A 1.1 billion dollar loss for a company currently valued at 234
million sounds unusual to me too. Ticketmaster Entertainment,
Inc. seems to be in more trouble than its company executives
would like to admit. With its massive operating expenses
covering approximately 6,700 independent sales outlets and 19 call
centers worldwide, and now including a series of acquisitions,
Ticketmaster stock has plummeted during its short lifespan as an
independent company. This has caused a massive 1.1 billion
dollar goodwill impairment charge.
In Ticketmaster's case, this could be significant because they
are now 865 million dollars in debt with a cash position in
decline. Creditors would have looked at the goodwill on the
balance sheet as a positive excuse to lend to the company.

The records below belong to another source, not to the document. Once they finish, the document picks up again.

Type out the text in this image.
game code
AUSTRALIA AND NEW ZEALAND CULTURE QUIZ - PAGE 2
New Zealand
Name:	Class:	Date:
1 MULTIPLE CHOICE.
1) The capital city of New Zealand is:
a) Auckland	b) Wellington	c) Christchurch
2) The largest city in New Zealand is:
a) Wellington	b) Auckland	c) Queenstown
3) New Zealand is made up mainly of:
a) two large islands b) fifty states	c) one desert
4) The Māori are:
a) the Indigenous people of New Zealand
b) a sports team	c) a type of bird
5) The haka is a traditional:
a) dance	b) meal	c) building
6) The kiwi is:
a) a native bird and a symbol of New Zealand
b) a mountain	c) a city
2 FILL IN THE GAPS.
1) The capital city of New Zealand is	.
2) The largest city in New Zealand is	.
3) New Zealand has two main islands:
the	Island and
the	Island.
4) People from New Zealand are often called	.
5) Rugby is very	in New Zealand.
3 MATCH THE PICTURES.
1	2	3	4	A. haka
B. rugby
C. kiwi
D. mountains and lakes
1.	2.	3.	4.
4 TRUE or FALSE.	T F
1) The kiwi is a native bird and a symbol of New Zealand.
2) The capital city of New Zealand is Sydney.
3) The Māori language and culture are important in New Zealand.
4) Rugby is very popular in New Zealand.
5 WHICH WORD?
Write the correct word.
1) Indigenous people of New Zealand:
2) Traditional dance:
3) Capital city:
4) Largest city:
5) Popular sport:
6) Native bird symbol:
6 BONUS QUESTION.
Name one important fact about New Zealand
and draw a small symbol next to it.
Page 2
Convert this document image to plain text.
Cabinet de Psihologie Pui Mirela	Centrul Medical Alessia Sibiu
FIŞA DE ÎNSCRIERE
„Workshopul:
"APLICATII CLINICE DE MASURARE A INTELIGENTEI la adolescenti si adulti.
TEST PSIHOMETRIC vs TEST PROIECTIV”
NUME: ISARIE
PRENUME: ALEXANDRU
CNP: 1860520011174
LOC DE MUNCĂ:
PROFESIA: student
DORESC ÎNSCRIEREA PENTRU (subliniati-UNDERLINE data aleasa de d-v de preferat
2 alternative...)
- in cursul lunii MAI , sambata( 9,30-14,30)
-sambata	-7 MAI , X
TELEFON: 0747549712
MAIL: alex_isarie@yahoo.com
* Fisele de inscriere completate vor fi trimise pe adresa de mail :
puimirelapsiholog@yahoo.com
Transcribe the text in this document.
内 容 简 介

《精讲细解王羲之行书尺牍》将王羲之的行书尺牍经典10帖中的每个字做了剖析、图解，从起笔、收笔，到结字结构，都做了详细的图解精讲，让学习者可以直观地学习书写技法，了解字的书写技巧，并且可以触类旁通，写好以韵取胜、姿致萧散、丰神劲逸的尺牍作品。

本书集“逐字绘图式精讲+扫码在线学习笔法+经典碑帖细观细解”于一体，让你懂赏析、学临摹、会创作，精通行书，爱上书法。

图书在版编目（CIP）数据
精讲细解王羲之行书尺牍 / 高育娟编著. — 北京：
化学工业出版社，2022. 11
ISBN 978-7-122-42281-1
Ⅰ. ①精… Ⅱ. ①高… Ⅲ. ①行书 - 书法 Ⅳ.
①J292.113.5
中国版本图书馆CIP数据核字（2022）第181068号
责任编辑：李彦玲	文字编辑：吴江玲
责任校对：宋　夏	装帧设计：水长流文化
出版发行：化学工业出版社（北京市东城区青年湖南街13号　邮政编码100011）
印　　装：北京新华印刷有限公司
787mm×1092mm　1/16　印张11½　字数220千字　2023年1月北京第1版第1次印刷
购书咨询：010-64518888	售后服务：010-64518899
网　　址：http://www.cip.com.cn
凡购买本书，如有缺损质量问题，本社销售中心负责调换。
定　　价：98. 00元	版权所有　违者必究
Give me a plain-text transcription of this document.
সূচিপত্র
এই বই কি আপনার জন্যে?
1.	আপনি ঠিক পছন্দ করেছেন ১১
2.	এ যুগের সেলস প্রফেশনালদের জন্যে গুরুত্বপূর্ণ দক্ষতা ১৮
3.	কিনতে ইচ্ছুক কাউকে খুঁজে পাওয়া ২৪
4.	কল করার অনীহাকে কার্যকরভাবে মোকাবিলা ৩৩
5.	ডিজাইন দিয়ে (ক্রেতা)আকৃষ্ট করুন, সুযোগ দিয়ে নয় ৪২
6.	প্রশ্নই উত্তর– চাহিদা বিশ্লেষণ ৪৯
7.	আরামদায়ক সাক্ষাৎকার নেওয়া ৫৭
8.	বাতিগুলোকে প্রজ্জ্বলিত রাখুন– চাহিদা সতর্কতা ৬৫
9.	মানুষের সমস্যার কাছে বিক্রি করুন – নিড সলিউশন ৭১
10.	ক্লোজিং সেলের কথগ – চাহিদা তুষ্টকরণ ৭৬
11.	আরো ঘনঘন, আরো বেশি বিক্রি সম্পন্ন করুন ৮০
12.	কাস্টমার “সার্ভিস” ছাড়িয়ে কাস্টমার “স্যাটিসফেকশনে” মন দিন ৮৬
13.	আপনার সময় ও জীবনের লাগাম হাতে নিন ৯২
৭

Now, they will see their total asset line cut by almost 40%.
Ticketmaster's CFO, Brian Regan stated that they are "well within"
their debt covenants, which are based on EBITDA earnings and
cash. The impairment charge almost guarantees they will hit a
brick wall when it comes to being lent any more money unless things
dramatically change.
Without the impairment charge, the company missed the Q4
earnings expectations of analysts by about 45%, despite the fact
that revenue was in line with expectations. The company said
this was due to their recent acquisitions, which apparently
contributed the majority of the company's adjusted operating
income.
This suggests that without the acquisitions of TicketsNow,
Paciolon, SLO and Front Line, Ticketmaster may not have been "well
within" their debt covenants at all. In other words, economic
conditions likely forced Ticketmaster to make the acquisitions or
else default on their loans.
Further concern was raised by an analyst on today's conference
call about whether or not Ticketmaster would see consistent
earnings from the newly acquired companies. However, CEO
Irving Azoff admitted to some of the acquisitions being "cyclical"
businesses.
Last month, Ticketmaster announced "a merger of equals" with
Live Nation, a company which they were partners with prior to
2009. Shortly after their long term partnership ended, each
company apparently found that business model to be unsustainable
since they promptly announced a merger. Live Nation
subsequently posted a loss for the previous quarter and full
year.
The proposed merger has been met with resistance by members of
Congress and will need to get by the Democratic administration's
Department of Justice, suggesting another possible costly and time
consuming XM/Sirius fiasco.
Overall, this merger appears to be very necessary for the
company and its stock to move forward. Ticketmaster is now
about $16 per share in debt with $8.60 cash remaining on the
balance sheet, leaving a value of negative $7.40 (outside of other
tangible assets and liabilities). The company provided no
guidance suggesting they will not meet pre-earnings report analyst
expectations of .97 for the year. If we apply the 45% miss of
this quarter's expectation to next year's analyst outlook, the
company would be looking at approximately .44 earnings per
share. If we give it a generous factor of 20 times earnings
and deduct the debt, we are still left with only $1.40 of
value. This would still assume that the new acquisitions
continue to perform well and the company will not be drained by
expenses relating to the proposed merger.
Needless to say, it is difficult to come up with a strong case
for this stock to hold its current valuation.